Just as previous years, the recently released report provides a statistical summary of representation among five marginalized groups within the York community: women, racialized persons, Indigenous peoples, persons with disabilities, and the LGBTQ2+ community.
The 2020 equity report shows a four per cent increase in female faculty numbers for the university from its previous year, with 56 per cent of York faculty identifying as female. As per the 2019 report, however, the levels of Indigenous and racialized staff still remain lower than their respective external availability figures.
According to Cote-Meek, strides have been made in order to ensure equity among its staff, stating that the division is “committed to supporting Black faculty hires through specialized orientations and other programming.
“For the 2021-2022 hiring cycle, there were 16 Black faculty hires and seven Indigenous faculty hires,” says Cote-Meek. “For the 2022-2023 cycle (advertising for future faculty to start in July 2022), we plan on recruiting a further minimum of five dedicated Black faculty hires and five Indigenous faculty hires. These are all tenure-stream positions.”
According to the report, the 2020 ongoing initiative of the past year included “addressing anti-Black racism, anti-Indigenous racism, and other forms of discrimination.” Cote-Meek refers to many equity, diversity, and inclusion (EDI) initiatives that York has launched to meet their equity goals, citing the York Indigenous Framework formed in 2017 and the Addressing Anti-Black Racism: A Framework on Black Inclusion created and published in February of 2021 as two of the university’s efforts.
Alexus Nikkita Marticorena, vice president of Equity for York Federation of Students (YFS) however, states that while the university administration continuously promotes itself as equitable, she believes that York “has failed to consistently show this commitment to students, staff, and faculty.”

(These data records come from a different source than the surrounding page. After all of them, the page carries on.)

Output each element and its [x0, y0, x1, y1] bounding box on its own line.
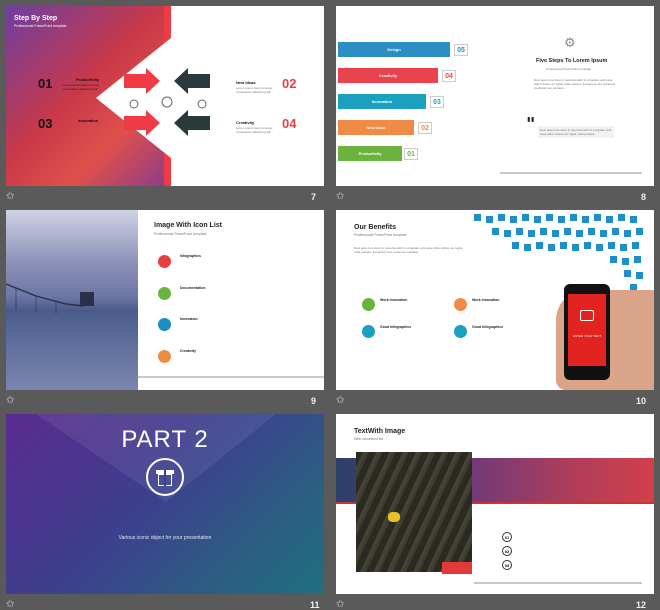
list-item-label: Infographics [180, 254, 202, 258]
slide-title: Step By Step [14, 15, 58, 22]
slide-number: 11 [310, 600, 320, 610]
yellow-leaf [388, 512, 400, 522]
list-number: 01 [502, 532, 512, 542]
list-number: 02 [502, 546, 512, 556]
list-item-icon [158, 287, 171, 300]
benefit-icon [362, 298, 375, 311]
star-icon[interactable]: ✩ [336, 396, 344, 406]
step-badge: 01 [404, 148, 418, 160]
slide-title: Five Steps To Lorem Ipsum [536, 58, 608, 64]
list-item-icon [158, 350, 171, 363]
slide-11[interactable]: PART 2 Various iconic object for your pr… [6, 414, 324, 594]
photo-accent [442, 562, 472, 574]
slide-subtitle: Professional PowerPoint template [154, 232, 207, 236]
feature-photo [356, 452, 472, 572]
benefit-label: Good Infographics [472, 325, 504, 329]
body-text: Duis aute irure dolor in reprehenderit i… [354, 246, 463, 254]
slide-title: TextWith Image [354, 428, 406, 435]
slide-12[interactable]: TextWith Image With numbered list 01 02 … [336, 414, 654, 594]
step-text: Lorem ipsum dolor sit amet, consectetur … [63, 83, 101, 91]
slide-number: 12 [636, 600, 647, 610]
icon-cloud [474, 214, 643, 291]
quote-text: Duis aute irure dolor in reprehenderit i… [538, 126, 614, 138]
slide-number: 7 [311, 192, 317, 202]
pier-silhouette [6, 283, 94, 314]
step-num-03: 03 [38, 116, 53, 131]
step-num-04: 04 [282, 116, 297, 131]
step-badge: 02 [418, 122, 432, 134]
step-badge: 04 [442, 70, 456, 82]
step-bar: Design [338, 42, 450, 57]
benefit-label: Work Innovation [380, 298, 408, 302]
list-item-label: Creativity [180, 349, 196, 353]
list-item-label: Innovation [180, 317, 198, 321]
benefit-icon [454, 298, 467, 311]
step-text: Lorem ipsum dolor sit amet, consectetur … [236, 126, 274, 134]
star-icon[interactable]: ✩ [336, 192, 344, 202]
step-badge: 05 [454, 44, 468, 56]
star-icon[interactable]: ✩ [6, 192, 14, 202]
list-item-icon [158, 318, 171, 331]
step-label: Productivity [76, 77, 100, 82]
star-icon[interactable]: ✩ [6, 600, 14, 610]
step-label: Creativity [236, 120, 255, 125]
phone-screen [568, 294, 606, 366]
slide-10[interactable]: Our Benefits Professional PowerPoint tem… [336, 210, 654, 390]
slide-title: Our Benefits [354, 224, 397, 231]
step-bar: Creativity [338, 68, 438, 83]
gears-icon: ⚙ [564, 36, 576, 51]
list-item-icon [158, 255, 171, 268]
step-bar: Productivity [338, 146, 402, 161]
part-subtitle: Various iconic object for your presentat… [118, 535, 212, 541]
step-label: Innovation [78, 118, 99, 123]
step-badge: 03 [430, 96, 444, 108]
benefit-label: Work Innovation [472, 298, 500, 302]
slide-8[interactable]: Design 05 Creativity 04 Innovation 03 Ne… [336, 6, 654, 186]
slide-subtitle: Professional PowerPoint template [14, 24, 67, 28]
benefit-label: Good Infographics [380, 325, 412, 329]
star-icon[interactable]: ✩ [336, 600, 344, 610]
benefit-icon [362, 325, 375, 338]
body-text: Duis aute irure dolor in reprehenderit i… [534, 78, 615, 90]
gift-icon [146, 458, 184, 496]
benefit-icon [454, 325, 467, 338]
list-number: 03 [502, 560, 512, 570]
phone-screen-text: ENTER YOUR TEXT [572, 334, 602, 338]
step-text: Lorem ipsum dolor sit amet, consectetur … [236, 86, 274, 94]
quote-icon: " [526, 114, 536, 135]
step-bar: New Ideas [338, 120, 414, 135]
slide-number: 10 [636, 396, 647, 406]
slide-title: Image With Icon List [154, 222, 222, 229]
arrow-cycle-diagram [124, 68, 210, 136]
slide-number: 8 [641, 192, 647, 202]
step-num-02: 02 [282, 76, 297, 91]
part-title: PART 2 [121, 426, 209, 453]
slide-9[interactable]: Image With Icon List Professional PowerP… [6, 210, 324, 390]
step-bar: Innovation [338, 94, 426, 109]
slide-subtitle: Professional PowerPoint template [354, 233, 407, 237]
slide-subtitle: With numbered list [354, 437, 383, 441]
camera-icon [580, 310, 594, 321]
slide-7[interactable]: Step By Step Professional PowerPoint tem… [6, 6, 324, 186]
step-label: New Ideas [236, 80, 256, 85]
slide-subtitle: Professional PowerPoint template [546, 67, 592, 71]
step-num-01: 01 [38, 76, 53, 91]
slide-number: 9 [311, 396, 317, 406]
star-icon[interactable]: ✩ [6, 396, 14, 406]
list-item-label: Documentation [180, 286, 206, 290]
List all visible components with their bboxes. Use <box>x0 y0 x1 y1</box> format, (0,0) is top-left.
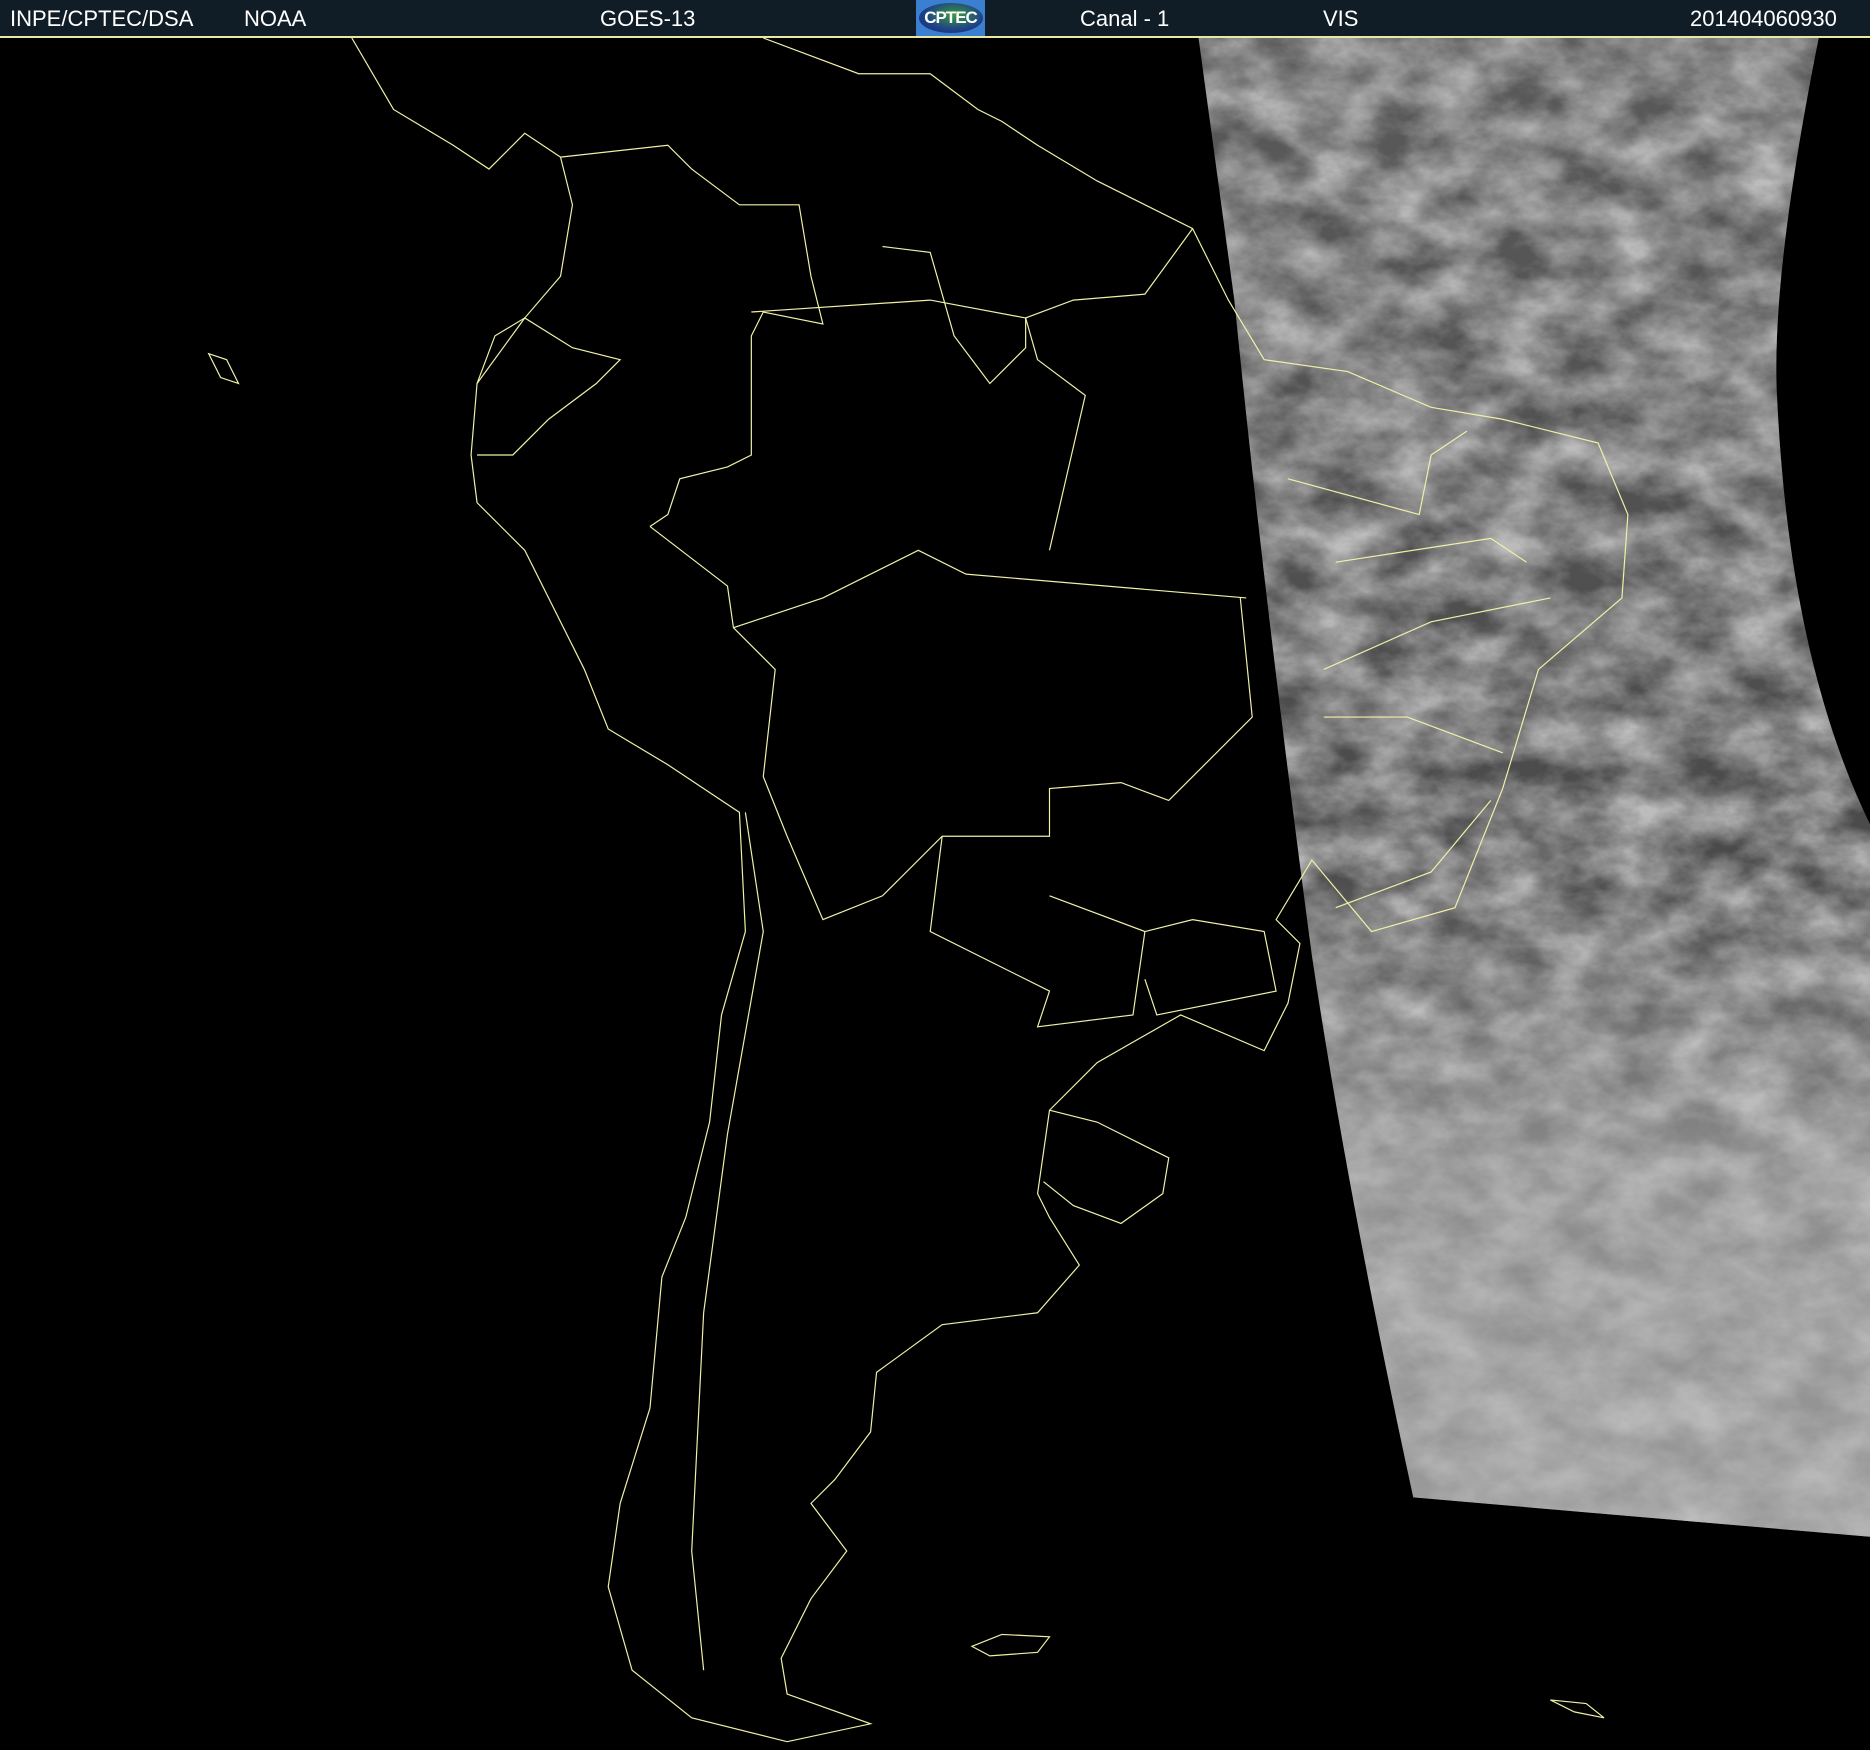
border-bolivia <box>733 597 1253 921</box>
satellite-map <box>207 38 1870 1743</box>
border-paraguay <box>929 836 1146 1028</box>
band-label: VIS <box>1323 6 1359 31</box>
border-brazil-north <box>751 299 1086 551</box>
satellite-label: GOES-13 <box>600 6 696 31</box>
border-peru-brazil <box>649 525 1247 629</box>
falkland-islands <box>970 1633 1051 1657</box>
border-argentina-chile <box>691 812 764 1671</box>
cptec-logo: CPTEC <box>916 0 985 36</box>
channel-label: Canal - 1 <box>1080 6 1170 31</box>
header-bar: INPE/CPTEC/DSA NOAA GOES-13 CPTEC Canal … <box>0 0 1870 38</box>
agency-label: NOAA <box>244 6 307 31</box>
satellite-image-swath <box>1198 38 1870 1537</box>
cptec-logo-text: CPTEC <box>918 3 983 33</box>
south-georgia <box>1550 1699 1605 1719</box>
border-ecuador <box>476 317 622 456</box>
institution-label: INPE/CPTEC/DSA <box>10 6 194 31</box>
border-uruguay <box>1043 1109 1170 1225</box>
border-colombia-venezuela <box>560 144 824 527</box>
border-argentina-brazil <box>1144 919 1277 1016</box>
galapagos-islands <box>207 352 240 385</box>
timestamp-label: 201404060930 <box>1690 6 1837 31</box>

“Through the consultations we have had with our membership, we were able to identify several changes students wish to see reflected within their institution; these changes have been made clear to the senior administration through the demands of our Anti-Racism Campaign,” Marticorena says, further indicating that despite the efforts, “many of the demands have not been met or seriously acknowledged.”
The annual report also outlines the 2021-2022 initiatives to further improve equity for the university, including a launching of “funding opportunities for Black and Indigenous scholars,” and the eventual “university-wide EDI strategy,” which will supposedly be released by the end of 2021.
“Reports are one thing. Action is another,” states Marticorena on the future of equity for York.
“The findings of the equity report provide crucial insight on necessary areas of improvement at York,” she says. “We urge the administration to listen and take action on the various changes that members of the university have continuously indicated are necessary.”